The visual metaphors in Lange’s dust bowl photographs tell an environmental story. At the core of Lange’s developing environmentalism was a narrative—of relations between people and nature, each altering the other. The earth itself comes first. She tried to photograph a few dust storms but rarely captured the swirling dust, which made her images seem merely fuzzy.1 She got better effect from the dunes of dust, the drifts that covered fences, farm equipment, storage cellars, even the first-floor windows of houses. More importantly, she showed causes: the vast plowed fields where once prairie grass grew, now defenseless against the wind; the men on tractors, ripping up the so
il yet again despite the years of failure.
A second theme, desertion, begins with the parched fields, naked and exposed, deserted by all vegetation. Then the pictures move on to human desertion: abandoned farmhouses, forgotten plows, relics of human society. There are the vacant central squares of towns, the wide main streets nearly empty of vehicles, the stores boarded up, their signs peeling. Several FSA photographers worked in the drought-stricken plains, but no one matched Lange’s images of the human costs of the disaster.2
14.1. NEW MEXICO, SPRING 1935
That year the spring come and found us blank.

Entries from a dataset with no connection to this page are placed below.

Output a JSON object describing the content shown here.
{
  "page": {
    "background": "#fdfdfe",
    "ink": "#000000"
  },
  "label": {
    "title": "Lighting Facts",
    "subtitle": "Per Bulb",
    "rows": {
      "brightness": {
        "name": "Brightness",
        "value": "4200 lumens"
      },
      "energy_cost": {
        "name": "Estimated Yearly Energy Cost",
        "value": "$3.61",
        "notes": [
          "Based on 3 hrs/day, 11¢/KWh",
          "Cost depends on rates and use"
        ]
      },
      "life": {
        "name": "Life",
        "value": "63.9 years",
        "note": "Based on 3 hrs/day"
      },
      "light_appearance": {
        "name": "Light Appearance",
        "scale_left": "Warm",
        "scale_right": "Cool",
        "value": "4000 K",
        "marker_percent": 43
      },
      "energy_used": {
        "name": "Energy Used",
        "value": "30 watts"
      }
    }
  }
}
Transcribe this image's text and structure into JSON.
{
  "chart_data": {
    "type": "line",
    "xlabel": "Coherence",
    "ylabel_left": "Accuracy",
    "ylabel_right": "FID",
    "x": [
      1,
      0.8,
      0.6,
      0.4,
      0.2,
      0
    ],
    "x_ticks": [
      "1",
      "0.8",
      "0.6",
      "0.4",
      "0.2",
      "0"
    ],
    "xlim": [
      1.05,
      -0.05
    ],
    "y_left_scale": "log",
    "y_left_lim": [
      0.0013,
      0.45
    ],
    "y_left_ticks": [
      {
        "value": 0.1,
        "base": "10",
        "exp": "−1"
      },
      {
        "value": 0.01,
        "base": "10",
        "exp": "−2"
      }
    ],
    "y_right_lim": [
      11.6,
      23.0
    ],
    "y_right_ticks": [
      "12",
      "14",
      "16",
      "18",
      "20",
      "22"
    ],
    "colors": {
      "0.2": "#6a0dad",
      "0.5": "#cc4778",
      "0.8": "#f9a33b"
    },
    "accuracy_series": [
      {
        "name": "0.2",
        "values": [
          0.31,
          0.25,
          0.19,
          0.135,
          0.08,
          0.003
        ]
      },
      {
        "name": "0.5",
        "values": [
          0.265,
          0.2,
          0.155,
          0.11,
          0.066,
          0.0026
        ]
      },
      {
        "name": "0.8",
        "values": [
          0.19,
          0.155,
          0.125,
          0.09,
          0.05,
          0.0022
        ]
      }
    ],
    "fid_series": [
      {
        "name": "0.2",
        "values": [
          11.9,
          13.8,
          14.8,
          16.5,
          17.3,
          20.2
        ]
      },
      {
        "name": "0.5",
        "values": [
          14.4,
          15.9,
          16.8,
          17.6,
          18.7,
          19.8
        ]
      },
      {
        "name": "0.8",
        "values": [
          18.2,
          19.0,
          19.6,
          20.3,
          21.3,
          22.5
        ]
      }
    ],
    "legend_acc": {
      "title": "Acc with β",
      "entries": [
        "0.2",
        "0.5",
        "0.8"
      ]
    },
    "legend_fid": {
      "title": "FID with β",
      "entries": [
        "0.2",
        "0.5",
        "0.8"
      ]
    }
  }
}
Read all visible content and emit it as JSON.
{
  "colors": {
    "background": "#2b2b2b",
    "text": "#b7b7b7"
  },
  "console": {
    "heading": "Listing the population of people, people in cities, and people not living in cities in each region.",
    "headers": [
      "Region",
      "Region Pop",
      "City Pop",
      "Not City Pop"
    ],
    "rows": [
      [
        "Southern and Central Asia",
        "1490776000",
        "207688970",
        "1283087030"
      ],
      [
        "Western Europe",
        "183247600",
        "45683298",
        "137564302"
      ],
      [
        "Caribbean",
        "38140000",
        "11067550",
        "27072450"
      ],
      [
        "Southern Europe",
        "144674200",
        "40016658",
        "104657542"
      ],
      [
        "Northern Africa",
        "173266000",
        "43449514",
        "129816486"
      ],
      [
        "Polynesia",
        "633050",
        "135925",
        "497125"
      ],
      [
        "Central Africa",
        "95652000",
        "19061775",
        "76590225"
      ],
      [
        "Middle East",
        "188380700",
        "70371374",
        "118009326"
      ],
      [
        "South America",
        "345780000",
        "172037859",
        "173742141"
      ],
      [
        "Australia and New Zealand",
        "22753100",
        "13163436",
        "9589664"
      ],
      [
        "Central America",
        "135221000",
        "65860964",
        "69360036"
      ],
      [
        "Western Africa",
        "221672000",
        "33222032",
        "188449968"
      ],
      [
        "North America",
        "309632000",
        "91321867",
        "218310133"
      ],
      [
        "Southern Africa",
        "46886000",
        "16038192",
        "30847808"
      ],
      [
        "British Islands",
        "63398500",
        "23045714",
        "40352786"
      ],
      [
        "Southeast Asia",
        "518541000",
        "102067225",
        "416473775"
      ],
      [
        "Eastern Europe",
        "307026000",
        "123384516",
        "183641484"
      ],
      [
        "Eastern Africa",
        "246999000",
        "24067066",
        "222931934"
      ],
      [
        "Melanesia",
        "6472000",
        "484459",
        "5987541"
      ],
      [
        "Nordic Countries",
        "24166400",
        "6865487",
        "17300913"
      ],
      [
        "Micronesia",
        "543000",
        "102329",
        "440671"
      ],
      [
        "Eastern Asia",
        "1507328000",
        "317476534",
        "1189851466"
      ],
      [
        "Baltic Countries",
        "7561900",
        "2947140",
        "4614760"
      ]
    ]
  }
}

A third theme repeats Lange’s Depression specialty: dejected men. In the dust bowl area, these are typically groups of men in conversation—the drought area consisted of small towns where people knew one another. (By contrast, the images of dejected unemployed in her San Francisco photographs express not only their hopelessness but also their isolation, signaling Lange’s growing anxiety about cities.) The men appear by the sides of the empty, silent main streets. They are all gaunt. Some stand, some squat, some lean on cars. Some are in overalls, but many wear better trousers, clothes for going to town, because there is no farmwork for them to do. They all wear hats, some of straw, some fedoras, some cowboy hats. Many attend morning movies for a few cents because there is nothing else to do. In these towns, there are no women, an absence that tells an important story: When there was no farmwork for men to do, they idled with one another, while the women were working harder than ever, trying to keep homes, bodies, clothing, food and water clean; trying to put together meals with little food in the larder or money in the coffee can; trying to keep animals alive and human spirits a margin away from crippling depression.